If you read Wall Street’s propaganda, it is designed to force you to sit back and accept “the average”. Take this excerpt, by Selena Maranjian “Say No to Market Timing”:

If you’re tempted to listen to investing experts on TV when they recommend getting in or out of the market, think twice. Many financial prognosticators like to predict when the market will surge and when it will crash. Unfortunately, they’re often wrong. No one can consistently and accurately know what the market will do in the short term. In the long term, though, the trend is clear: The market tends to rise. If you invested in the stock market from 1963 through 1993, it would have yielded an average annual return of 11.83%. That should seem pretty good. But, here’s the amazing part. The period of 1963 through 1993 includes 7,802 days. If you were out of the market (not invested in it) for the 10 days when the market rose the most, your average annual return would only be 10.17%. If you sat out the 30 best days, your return would plunge to 8%. Up that to the 90 best days, and you’re down to a mere 3.28%. Most of the market’s gains seem to occur on just a few days. This means anyone who tries to time the market is at risk of missing out on substantial gains. While some will suggest that there are dangerous times to be in the market, it’s probably more dangerous to be out of it. The lesson is clear: If you hang on for the long term, you’ll be in the market on days when it counts — and able to ride out the downturns.
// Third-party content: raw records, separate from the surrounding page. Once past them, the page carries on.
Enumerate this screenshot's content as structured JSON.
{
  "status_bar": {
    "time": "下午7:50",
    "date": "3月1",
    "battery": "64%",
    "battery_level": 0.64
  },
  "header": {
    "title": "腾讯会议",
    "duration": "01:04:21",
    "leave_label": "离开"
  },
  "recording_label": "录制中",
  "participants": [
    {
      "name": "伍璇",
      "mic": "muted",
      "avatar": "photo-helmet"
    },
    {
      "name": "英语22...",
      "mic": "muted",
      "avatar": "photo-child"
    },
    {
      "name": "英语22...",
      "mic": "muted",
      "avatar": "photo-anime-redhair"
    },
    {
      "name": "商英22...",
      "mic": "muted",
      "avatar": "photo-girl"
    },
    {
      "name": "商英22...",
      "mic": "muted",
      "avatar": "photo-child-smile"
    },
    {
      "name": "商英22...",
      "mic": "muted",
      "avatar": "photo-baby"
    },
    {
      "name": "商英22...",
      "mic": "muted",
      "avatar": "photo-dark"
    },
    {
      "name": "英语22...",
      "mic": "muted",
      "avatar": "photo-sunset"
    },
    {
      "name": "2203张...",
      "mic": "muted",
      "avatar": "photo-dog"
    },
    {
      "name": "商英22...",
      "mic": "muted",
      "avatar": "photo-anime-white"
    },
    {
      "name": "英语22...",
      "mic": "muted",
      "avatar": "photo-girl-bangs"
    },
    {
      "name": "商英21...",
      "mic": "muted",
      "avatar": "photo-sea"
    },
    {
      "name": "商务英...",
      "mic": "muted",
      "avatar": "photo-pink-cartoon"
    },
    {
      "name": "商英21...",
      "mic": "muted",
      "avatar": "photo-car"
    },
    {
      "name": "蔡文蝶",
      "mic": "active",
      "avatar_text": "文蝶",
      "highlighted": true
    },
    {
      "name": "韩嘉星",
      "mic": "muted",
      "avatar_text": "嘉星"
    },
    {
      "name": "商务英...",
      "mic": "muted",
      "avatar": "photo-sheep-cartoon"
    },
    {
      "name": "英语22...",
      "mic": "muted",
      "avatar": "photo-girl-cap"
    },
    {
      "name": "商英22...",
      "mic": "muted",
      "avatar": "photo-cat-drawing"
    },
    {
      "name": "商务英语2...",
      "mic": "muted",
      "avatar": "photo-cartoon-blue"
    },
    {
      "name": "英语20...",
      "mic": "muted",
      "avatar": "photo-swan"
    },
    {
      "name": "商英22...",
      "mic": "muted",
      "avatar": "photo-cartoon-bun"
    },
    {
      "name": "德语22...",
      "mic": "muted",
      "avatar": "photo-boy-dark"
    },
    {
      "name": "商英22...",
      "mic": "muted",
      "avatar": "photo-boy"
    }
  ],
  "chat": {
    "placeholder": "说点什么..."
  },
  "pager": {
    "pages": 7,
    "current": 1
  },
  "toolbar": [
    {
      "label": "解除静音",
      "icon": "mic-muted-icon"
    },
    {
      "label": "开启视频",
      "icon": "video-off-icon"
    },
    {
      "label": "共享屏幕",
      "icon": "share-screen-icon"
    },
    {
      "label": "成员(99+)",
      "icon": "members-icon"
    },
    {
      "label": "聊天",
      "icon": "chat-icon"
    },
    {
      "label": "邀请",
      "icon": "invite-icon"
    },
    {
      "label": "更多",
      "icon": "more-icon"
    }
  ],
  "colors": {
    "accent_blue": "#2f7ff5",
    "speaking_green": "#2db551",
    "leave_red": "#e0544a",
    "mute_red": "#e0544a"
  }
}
That should seem pretty good?

Has Selena Maranjian heard of Bill Dunn? Or Ed Seykota? It appears not. This author’s intent is to make you see that your only choice is 11% a year. Accept your lot and be like everyone else is the message.

Why would one accept “the average” when there are ways to beat it?

Tom Basso, a retired and very successful trend follower, sees another area of concern:

Another psychological aspect that drives me to use timing techniques on my portfolio is understanding myself well enough to know that I could never sit in a buy and hold strategy for two years during 1973 and 1974, watch my portfolio go down 48% and do nothing, hoping it would come back someday.